Week 105- Free Weekend Program for Children

9/22/20253 min read

Date : 23-24 Aug. 2025

Scripture - Genesis 18: 3-15

Theme - Blessed to be a blessing.

In Genesis 18:3–15 we see Abraham receiving the Lord with reverence, offering hospitality, and Sarah wrestling with doubt when God reaffirms His promise of a son. This passage reflects deep truths for us today.

First, having received the gospel, we serve God willingly out of a grateful heart. Abraham had already encountered God’s grace, and when the Lord appeared to him, as He does to us through the gospel, he ran to serve with eagerness.

His service was not out of fear or compulsion but out of love and gratitude. In the same way, those who have truly received the gospel find joy in serving the Lord. We don’t serve to earn His favor; we serve because He has already shown us favor. The gospel makes us willing hearts.

And service can take many forms. For one it may be preaching, for another singing or geneousity. It could be sweeping the floor where believers gather, visiting the sick Christian, showing hospitality, or simply encouraging someone who is discouraged. The form may differ, but the heart is the same—willing, joyful, and grateful because of the grace we have received. Every single service we do for His sake is unto Him. Jesus Himself said, “I was hungry and you gave me food, I was thirsty and you gave me drink… whatever you did for one of the least of these, you did for Me.”

This means no act of service is too small or unnoticed when it is done in His name. Even the most ordinary act, when offered in love to others, is received by Christ as done to Him. Like Abraham, we run to meet the Lord and gladly give of ourselves.

Second, God doesn’t stop with us simply knowing Him and serving willingly. He desires that we bear fruit. That is why He reaffirmed His promise to Abraham and Sarah. He had already spoken, but He came again to remind them, “I will surely return to you about this time next year, and Sarah your wife will have a son.” God is not content with us merely having knowledge of Him or even just being busy in service—He desires that His promises come alive in us, that His word bears fruit through us.

This fruit is not only in our own lives but also in the lives of others through us. For us, every one of us here, we can invite our friends, tell our mothers, our neighbors, our children about the gospel—and never think it’s impossible for God to save them through our feeble words.

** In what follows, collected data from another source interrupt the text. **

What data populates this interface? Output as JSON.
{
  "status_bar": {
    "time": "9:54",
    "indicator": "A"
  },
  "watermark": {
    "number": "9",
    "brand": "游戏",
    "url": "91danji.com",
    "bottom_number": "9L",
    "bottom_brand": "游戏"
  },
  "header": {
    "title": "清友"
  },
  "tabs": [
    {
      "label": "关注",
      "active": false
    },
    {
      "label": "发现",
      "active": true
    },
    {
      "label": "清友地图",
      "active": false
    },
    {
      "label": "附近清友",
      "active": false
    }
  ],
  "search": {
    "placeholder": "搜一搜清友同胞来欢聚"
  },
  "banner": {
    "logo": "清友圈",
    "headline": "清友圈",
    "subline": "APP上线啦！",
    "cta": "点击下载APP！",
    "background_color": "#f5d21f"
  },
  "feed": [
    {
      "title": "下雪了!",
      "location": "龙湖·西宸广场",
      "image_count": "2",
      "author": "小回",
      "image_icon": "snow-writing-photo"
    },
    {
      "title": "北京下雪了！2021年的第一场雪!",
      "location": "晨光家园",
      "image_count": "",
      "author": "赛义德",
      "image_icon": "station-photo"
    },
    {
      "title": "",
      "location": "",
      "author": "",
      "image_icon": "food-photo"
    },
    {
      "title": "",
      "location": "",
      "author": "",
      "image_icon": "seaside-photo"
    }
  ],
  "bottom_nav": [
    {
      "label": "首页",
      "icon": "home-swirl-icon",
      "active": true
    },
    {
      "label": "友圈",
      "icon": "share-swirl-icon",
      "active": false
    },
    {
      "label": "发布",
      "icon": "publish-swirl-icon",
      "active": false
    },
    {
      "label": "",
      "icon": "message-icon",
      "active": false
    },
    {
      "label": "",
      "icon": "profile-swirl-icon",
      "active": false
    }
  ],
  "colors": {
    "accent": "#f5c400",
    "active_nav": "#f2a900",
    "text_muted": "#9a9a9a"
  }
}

The Lord delights to work through weak things. Scripture says He uses the “foolishness” of preaching to save those who believe. So do not think it impossible to see fruits of salvation, to see souls brought to Christ, even through our simple witness. God is the One who brings life out of barrenness.

Third, when we doubt Him, even laughing at His word because we see ourselves as weak and unable to conceive His covenant promises, He lovingly convicts and corrects us. Sarah laughed inwardly when she heard the promise. From her perspective, her body was old, her womb was barren, and hope was gone.

How many times do we respond the same way? We hear God’s Word, we hear His promises, yet because of our weakness, our circumstances, or our past failures, we quietly laugh in disbelief. But notice—God did not abandon Sarah. Instead, He gently but firmly confronted her doubt: “Why did Sarah laugh?” In His correction, He revealed His heart: “Is anything too hard for the Lord?” His correction is not to condemn us but to restore faith and remind us of His power.

Finally, the fulfillment of the promise rests on Christ, not on us. Abraham and Sarah’s bodies were as good as dead, yet God’s word was sure. Since He has promised fruit, He Himself will bring it to pass in us and through us. We must never forget that the gospel is not about what we can produce in our own strength but about what God brings to pass through His Spirit. He calls us to believe, to yield, and to wait on Him. Just as Sarah conceived Isaac in the appointed time by God’s power, so also the promises of God in Christ are fulfilled in His time and by His Spirit.

Beloved, this message calls us to serve willingly from grateful hearts—in whatever way God places before us—knowing that every act of service done in His name is received as unto Him. It calls us to trust His promises even when they seem impossible, to be bold in sharing the gospel with others, to receive His loving correction when doubt arises, and to rest in His faithfulness to fulfill what He has spoken. Truly, nothing is too hard for the Lord.